By Nathaniel Taplin
In a week of shocking images for the fashion world, one of the most arresting -- and for many Westerners, disturbing -- was the spectacle of Chinese fashion brands last week loudly trumpeting their support for Xinjiang cotton as a badge of pride. Western brands such as Nike and H&M, which have chosen not to use cotton from China's Xinjiang region, where the government is accused of abuses including forced labor and the large-scale internment of the Turkic Uyghur minority, have found themselves the target of Chinese nationalist ire. Meanwhile local brands such as Anta and Metersbonwe, which took the opposite stance, have seen their share prices jump.
A new consumer decoupling between China and the West -- driven less by security concerns than by values and nationalism -- may have begun.
There is little doubt that foreign fashion and sports brands have the most to lose right now, no matter what they do. China has been a bright spot over the past year: Greater China revenue was up 42% from a year earlier for Nike in the quarter ending in February, against an 11% decline for North America. Nearly every major international fashion brand wants a piece of the growing Chinese market. But successfully straddling the political divide over Xinjiang without alienating increasingly socially conscious consumers and investors back home may well prove impossible -- particularly with the Beijing Olympics arriving in February 2022.

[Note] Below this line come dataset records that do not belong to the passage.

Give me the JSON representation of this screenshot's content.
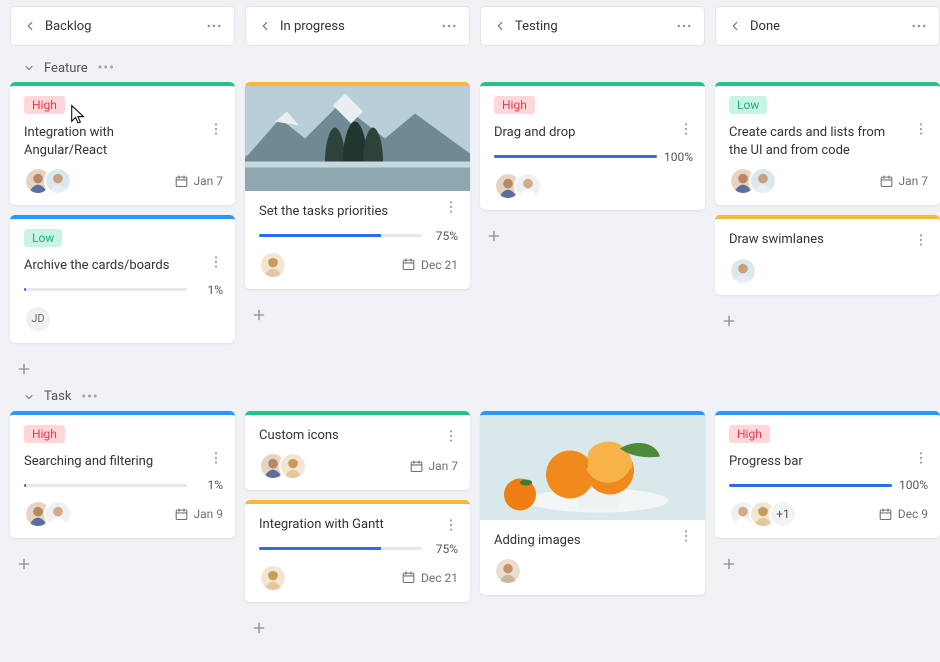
{
  "columns": [
    {
      "id": "backlog",
      "title": "Backlog"
    },
    {
      "id": "inprogress",
      "title": "In progress"
    },
    {
      "id": "testing",
      "title": "Testing"
    },
    {
      "id": "done",
      "title": "Done"
    }
  ],
  "swimlanes": [
    {
      "id": "feature",
      "label": "Feature"
    },
    {
      "id": "task",
      "label": "Task"
    }
  ],
  "accent": {
    "green": "#29c18b",
    "blue": "#2d97f3",
    "yellow": "#f6b83d"
  },
  "priority": {
    "high": "High",
    "low": "Low"
  },
  "cards": {
    "feature": {
      "backlog": [
        {
          "accent": "green",
          "priority": "high",
          "title": "Integration with Angular/React",
          "date": "Jan 7",
          "avatars": [
            "a",
            "b"
          ]
        },
        {
          "accent": "blue",
          "priority": "low",
          "title": "Archive the cards/boards",
          "progress": 1,
          "avatars_initial": [
            "JD"
          ]
        }
      ],
      "inprogress": [
        {
          "accent": "yellow",
          "cover": "mountain",
          "title": "Set the tasks priorities",
          "progress": 75,
          "date": "Dec 21",
          "avatars": [
            "c"
          ]
        }
      ],
      "testing": [
        {
          "accent": "green",
          "priority": "high",
          "title": "Drag and drop",
          "progress": 100,
          "avatars": [
            "a",
            "d"
          ]
        }
      ],
      "done": [
        {
          "accent": "green",
          "priority": "low",
          "title": "Create cards and lists from the UI and from code",
          "date": "Jan 7",
          "avatars": [
            "a",
            "b"
          ]
        },
        {
          "accent": "yellow",
          "title": "Draw swimlanes",
          "avatars": [
            "b"
          ]
        }
      ]
    },
    "task": {
      "backlog": [
        {
          "accent": "blue",
          "priority": "high",
          "title": "Searching and filtering",
          "progress": 1,
          "date": "Jan 9",
          "avatars": [
            "a",
            "d"
          ]
        }
      ],
      "inprogress": [
        {
          "accent": "green",
          "title": "Custom icons",
          "date": "Jan 7",
          "avatars": [
            "a",
            "c"
          ]
        },
        {
          "accent": "yellow",
          "title": "Integration with Gantt",
          "progress": 75,
          "date": "Dec 21",
          "avatars": [
            "c"
          ]
        }
      ],
      "testing": [
        {
          "accent": "blue",
          "cover": "oranges",
          "title": "Adding images",
          "avatars": [
            "e"
          ]
        }
      ],
      "done": [
        {
          "accent": "blue",
          "priority": "high",
          "title": "Progress bar",
          "progress": 100,
          "date": "Dec 9",
          "avatars": [
            "d",
            "c"
          ],
          "more_count": "+1"
        }
      ]
    }
  }
}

Over the long run, however, Chinese brands have a lot at risk, too. As with so many decisions by Beijing over the past two years, the calculus appears to be that China's internal market will soon be so large, and so dynamic, that the rest of the world doesn't matter. According to this line of thinking, Chinese tech firms such as Huawei and TikTok owner Bytedance can afford to lose India or alienate the West because they will thrive at home.

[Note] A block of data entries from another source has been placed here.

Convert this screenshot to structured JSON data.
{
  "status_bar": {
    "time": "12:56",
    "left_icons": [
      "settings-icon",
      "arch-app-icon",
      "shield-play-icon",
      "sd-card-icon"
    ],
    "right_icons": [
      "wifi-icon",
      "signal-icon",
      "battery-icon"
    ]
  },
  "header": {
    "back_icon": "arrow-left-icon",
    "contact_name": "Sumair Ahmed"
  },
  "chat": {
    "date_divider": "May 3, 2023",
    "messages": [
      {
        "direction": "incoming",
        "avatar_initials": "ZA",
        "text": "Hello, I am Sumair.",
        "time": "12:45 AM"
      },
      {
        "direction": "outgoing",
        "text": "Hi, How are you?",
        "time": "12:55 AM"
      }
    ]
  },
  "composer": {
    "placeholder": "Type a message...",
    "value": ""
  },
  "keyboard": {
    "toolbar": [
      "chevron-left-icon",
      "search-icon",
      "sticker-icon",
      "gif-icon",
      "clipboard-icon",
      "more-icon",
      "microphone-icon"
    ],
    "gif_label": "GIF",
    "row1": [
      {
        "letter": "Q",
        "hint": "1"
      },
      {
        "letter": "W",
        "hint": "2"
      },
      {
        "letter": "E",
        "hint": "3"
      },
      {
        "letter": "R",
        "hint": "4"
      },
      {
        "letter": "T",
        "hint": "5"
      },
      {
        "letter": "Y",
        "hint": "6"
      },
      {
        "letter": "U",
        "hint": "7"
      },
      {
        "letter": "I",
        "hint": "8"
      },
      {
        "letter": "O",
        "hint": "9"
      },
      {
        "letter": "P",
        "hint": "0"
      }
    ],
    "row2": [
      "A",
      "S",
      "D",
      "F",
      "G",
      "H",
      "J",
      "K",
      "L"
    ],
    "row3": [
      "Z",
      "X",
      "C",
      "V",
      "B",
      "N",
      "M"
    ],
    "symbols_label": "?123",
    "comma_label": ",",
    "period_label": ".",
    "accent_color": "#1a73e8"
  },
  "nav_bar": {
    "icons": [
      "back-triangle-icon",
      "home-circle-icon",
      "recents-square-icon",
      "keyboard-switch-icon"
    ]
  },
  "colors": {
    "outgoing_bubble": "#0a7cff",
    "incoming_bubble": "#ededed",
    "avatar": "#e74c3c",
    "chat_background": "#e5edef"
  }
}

By the same token, if Chinese fashion companies struggle in the future to gain traction abroad or court top international athletes and celebrities because they are linked with ethnic internment camps, that is seen as a price worth paying to hold the line against any perception of successful foreign pressure on values.

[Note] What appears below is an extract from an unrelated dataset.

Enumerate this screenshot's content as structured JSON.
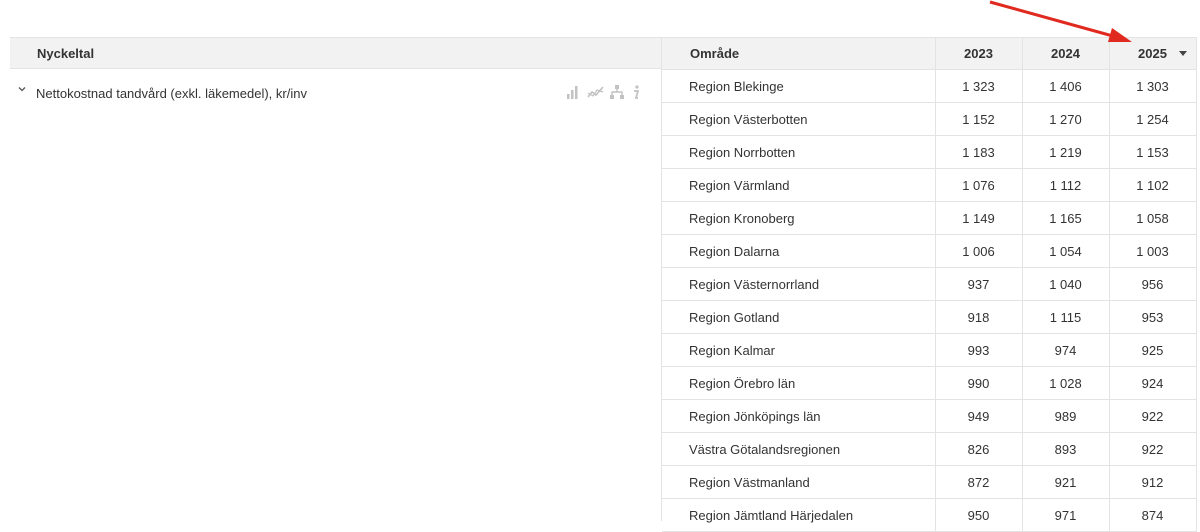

Even assuming such a bifurcation is possible or desirable, however, the risks for Chinese brands don't really end there -- particularly for any that envision themselves as long-lasting alternatives to storied names like Nike or Louis Vuitton. Many, if not most, Americans now look back at similar episodes in their history -- like the Japanese internment camps during World War II or the Trail of Tears -- with a sense of deep shame and disgust.
Any Chinese brands long-lived enough to witness a similar change in Chinese domestic sentiment could find that Xinjiang cotton has a very different connotation for their customers -- or their customers' children -- in the future.